Single ICS-LABA inhaler backed for mild asthma

Asthma

By Michael Woodhead

21 May 2019

A single inhaler containing long-acting beta-2 agonist (LABA) and inhaled corticosteroid (ICS) might be the first step in mild asthma treatment instead of a short-acting beta agonist (SABA) for as-needed reliever therapy, a major study has shown.

Findings from the Novel START trial, presented at the American Thoracic Society (ATS) annual meeting in Dallas, showed that use of a combined formoterol-budesonide (Symbicort) inhaler, taken as needed to relieve symptoms, reduced the risk of asthma exacerbations by 50% compared with use of a salbutamol inhaler alone.

The 12-month study, involving 668 asthma patients in Australia, New Zealand and the UK, also showed that as-needed use of the combined preventer-reliever inhaler reduced severe exacerbations compared with use of salbutamol alone or budesonide maintenance  therapy.

However, maintenance treatment with budesonide was superior to as-needed LABA-ICS for control of asthma symptoms.

The 52-week, open-label trial randomised adults with mild asthma to either salbutamol (100μg two inhalations as needed); budesonide (200μg, twice daily via Turbuhaler) plus as-needed salbutamol; or budesonide–formoterol (200μg/6 μg, one inhalation through a Turbuhaler as needed).

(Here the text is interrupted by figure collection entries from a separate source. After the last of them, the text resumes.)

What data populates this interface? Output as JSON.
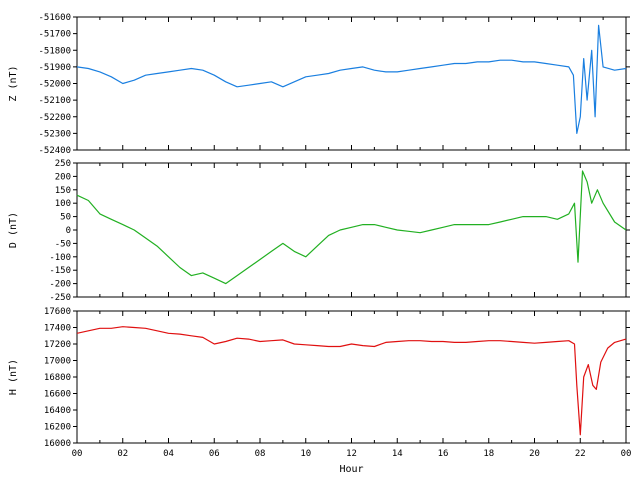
{
  "chart_data": {
    "type": "line",
    "xlabel": "Hour",
    "xlim": [
      0,
      24
    ],
    "x_ticks": [
      "00",
      "02",
      "04",
      "06",
      "08",
      "10",
      "12",
      "14",
      "16",
      "18",
      "20",
      "22",
      "00"
    ],
    "grid": false,
    "panels": [
      {
        "name": "Z",
        "ylabel": "Z (nT)",
        "ylim": [
          -52400,
          -51600
        ],
        "y_ticks": [
          "-51600",
          "-51700",
          "-51800",
          "-51900",
          "-52000",
          "-52100",
          "-52200",
          "-52300",
          "-52400"
        ],
        "color": "#1a7fe0",
        "series": {
          "x": [
            0,
            0.5,
            1,
            1.5,
            2,
            2.5,
            3,
            3.5,
            4,
            4.5,
            5,
            5.5,
            6,
            6.5,
            7,
            7.5,
            8,
            8.5,
            9,
            9.5,
            10,
            10.5,
            11,
            11.5,
            12,
            12.5,
            13,
            13.5,
            14,
            14.5,
            15,
            15.5,
            16,
            16.5,
            17,
            17.5,
            18,
            18.5,
            19,
            19.5,
            20,
            20.5,
            21,
            21.5,
            21.7,
            21.85,
            22,
            22.15,
            22.3,
            22.5,
            22.65,
            22.8,
            23,
            23.5,
            24
          ],
          "y": [
            -51900,
            -51910,
            -51930,
            -51960,
            -52000,
            -51980,
            -51950,
            -51940,
            -51930,
            -51920,
            -51910,
            -51920,
            -51950,
            -51990,
            -52020,
            -52010,
            -52000,
            -51990,
            -52020,
            -51990,
            -51960,
            -51950,
            -51940,
            -51920,
            -51910,
            -51900,
            -51920,
            -51930,
            -51930,
            -51920,
            -51910,
            -51900,
            -51890,
            -51880,
            -51880,
            -51870,
            -51870,
            -51860,
            -51860,
            -51870,
            -51870,
            -51880,
            -51890,
            -51900,
            -51950,
            -52300,
            -52200,
            -51850,
            -52100,
            -51800,
            -52200,
            -51650,
            -51900,
            -51920,
            -51910
          ]
        }
      },
      {
        "name": "D",
        "ylabel": "D (nT)",
        "ylim": [
          -250,
          250
        ],
        "y_ticks": [
          "250",
          "200",
          "150",
          "100",
          "50",
          "0",
          "-50",
          "-100",
          "-150",
          "-200",
          "-250"
        ],
        "color": "#22b022",
        "series": {
          "x": [
            0,
            0.5,
            1,
            1.5,
            2,
            2.5,
            3,
            3.5,
            4,
            4.5,
            5,
            5.5,
            6,
            6.5,
            7,
            7.5,
            8,
            8.5,
            9,
            9.5,
            10,
            10.5,
            11,
            11.5,
            12,
            12.5,
            13,
            13.5,
            14,
            14.5,
            15,
            15.5,
            16,
            16.5,
            17,
            17.5,
            18,
            18.5,
            19,
            19.5,
            20,
            20.5,
            21,
            21.5,
            21.75,
            21.9,
            22.1,
            22.3,
            22.5,
            22.75,
            23,
            23.5,
            24
          ],
          "y": [
            130,
            110,
            60,
            40,
            20,
            0,
            -30,
            -60,
            -100,
            -140,
            -170,
            -160,
            -180,
            -200,
            -170,
            -140,
            -110,
            -80,
            -50,
            -80,
            -100,
            -60,
            -20,
            0,
            10,
            20,
            20,
            10,
            0,
            -5,
            -10,
            0,
            10,
            20,
            20,
            20,
            20,
            30,
            40,
            50,
            50,
            50,
            40,
            60,
            100,
            -120,
            220,
            180,
            100,
            150,
            100,
            30,
            0
          ]
        }
      },
      {
        "name": "H",
        "ylabel": "H (nT)",
        "ylim": [
          16000,
          17600
        ],
        "y_ticks": [
          "17600",
          "17400",
          "17200",
          "17000",
          "16800",
          "16600",
          "16400",
          "16200",
          "16000"
        ],
        "color": "#e01010",
        "series": {
          "x": [
            0,
            0.5,
            1,
            1.5,
            2,
            2.5,
            3,
            3.5,
            4,
            4.5,
            5,
            5.5,
            6,
            6.5,
            7,
            7.5,
            8,
            8.5,
            9,
            9.5,
            10,
            10.5,
            11,
            11.5,
            12,
            12.5,
            13,
            13.5,
            14,
            14.5,
            15,
            15.5,
            16,
            16.5,
            17,
            17.5,
            18,
            18.5,
            19,
            19.5,
            20,
            20.5,
            21,
            21.5,
            21.75,
            21.85,
            22,
            22.15,
            22.35,
            22.55,
            22.7,
            22.9,
            23.2,
            23.5,
            24
          ],
          "y": [
            17330,
            17360,
            17390,
            17390,
            17410,
            17400,
            17390,
            17360,
            17330,
            17320,
            17300,
            17280,
            17200,
            17230,
            17270,
            17260,
            17230,
            17240,
            17250,
            17200,
            17190,
            17180,
            17170,
            17170,
            17200,
            17180,
            17170,
            17220,
            17230,
            17240,
            17240,
            17230,
            17230,
            17220,
            17220,
            17230,
            17240,
            17240,
            17230,
            17220,
            17210,
            17220,
            17230,
            17240,
            17200,
            16700,
            16100,
            16800,
            16950,
            16700,
            16650,
            16980,
            17150,
            17220,
            17260
          ]
        }
      }
    ]
  }
}
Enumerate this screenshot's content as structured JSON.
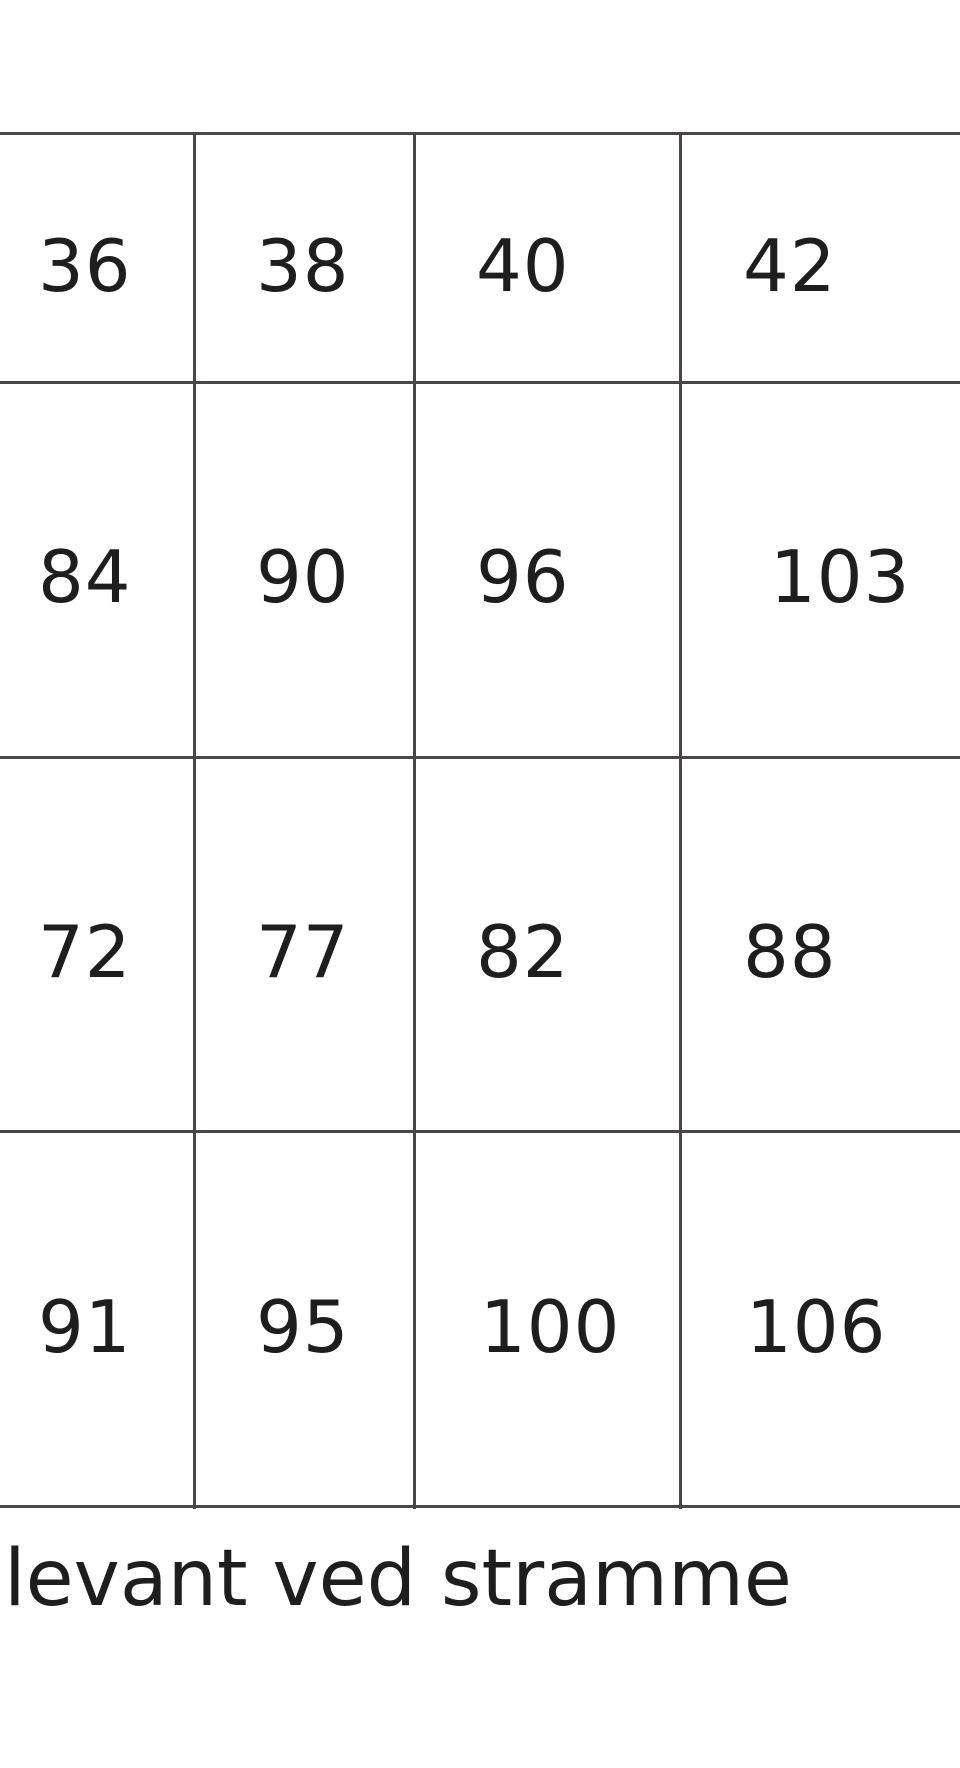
{
  "table": {
    "rows": [
      [
        "36",
        "38",
        "40",
        "42"
      ],
      [
        "84",
        "90",
        "96",
        "103"
      ],
      [
        "72",
        "77",
        "82",
        "88"
      ],
      [
        "91",
        "95",
        "100",
        "106"
      ]
    ]
  },
  "caption": "levant ved stramme"
}
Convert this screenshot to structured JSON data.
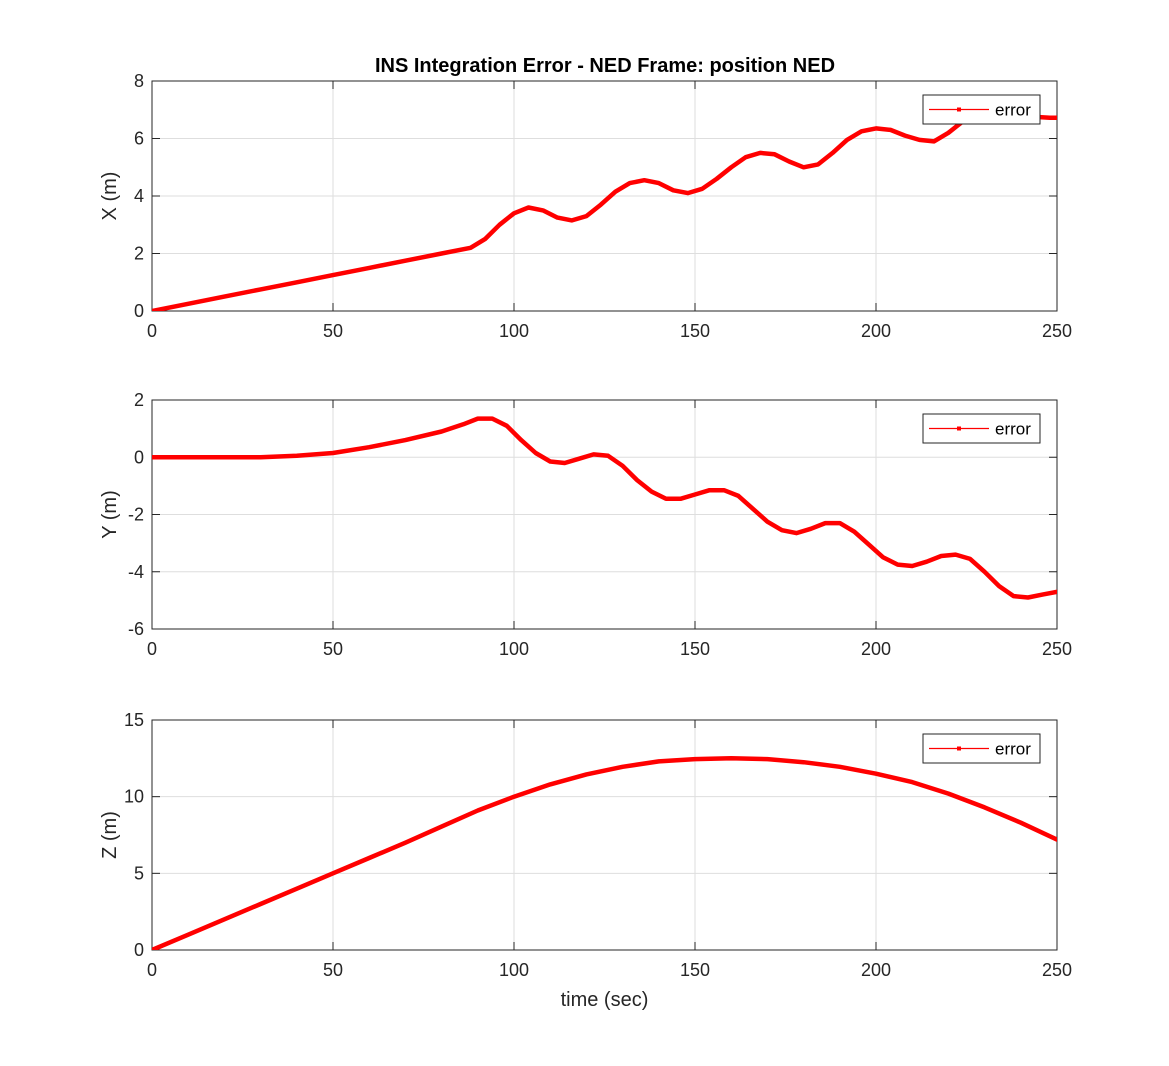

The asthma exacerbation rate in the budesonide–formoterol group was about half that of the salbutamol group (absolute rate, 0.195 vs. 0.400; relative rate, 0.49) and not significantly different from the budesonide maintenance group (0.175 RR 1.12)

The number of severe exacerbations was lower for budesonide–formoterol users than for the salbutamol users (9 vs. 23; RR 0.40) and also for the budesonide maintenance group (9 vs. 21; RR 0.44)

In terms of asthma symptoms, ACQ-5 scores were lower in the budesonide–formoterol group than in the salbutamol  group (mean difference −0.15) but higher in the budesonide–formoterol group than in the budesonide maintenance group (mean difference,0.14) across the one year study.

“[This] suggests that for the patient for whom asthma symptoms rather than exacerbations are the most bothersome, maintenance treatment has value,” said the authors of the study published simultaneously in the NEJM.

Exposure to corticosteroid was about 50% lower in the budesonide–formoterol group (107μg per day) and compared to the budesonide maintenance group (222 μg)

Study lead investigator Professor Richard Beasley, a respiratory physician and Director of the Medical Research Institute of New Zealand (MRINZ), Wellington, said the results provided new evidence supporting changes in asthma treatment guidelines to favour the use of a single inhaler therapy of LABA-ICS over SABA.

“The trial shows for the first time that when patients take just a single combined preventer-reliever inhaler whenever needed to relieve symptoms, they do a lot better than the current recommended treatment of a regular preventer inhaler taken twice daily plus a reliever inhaler whenever needed to relieve symptoms” he said.

“This novel approach simplifies treatment as it doesn’t require patients to take a preventer inhaler twice daily even when they have no symptoms.”

An accompanying commentary noted that another recent study, the SIENA trial, had shown that many patients with mild intermittent asthma did not have eosinophilic airway inflammation and therefore maintenance budesonide may not be the best therapy for these patients.

“Given all these results, we should carefully review the current guideline recommendations for treating mild asthma. Evidence is building to question the role of as-needed SABAs as the step 1 treatment for mild intermittent asthma,” it said.

The START trial was sponsored by MRINZ, with funding received from AstraZeneca and HRC (NZ).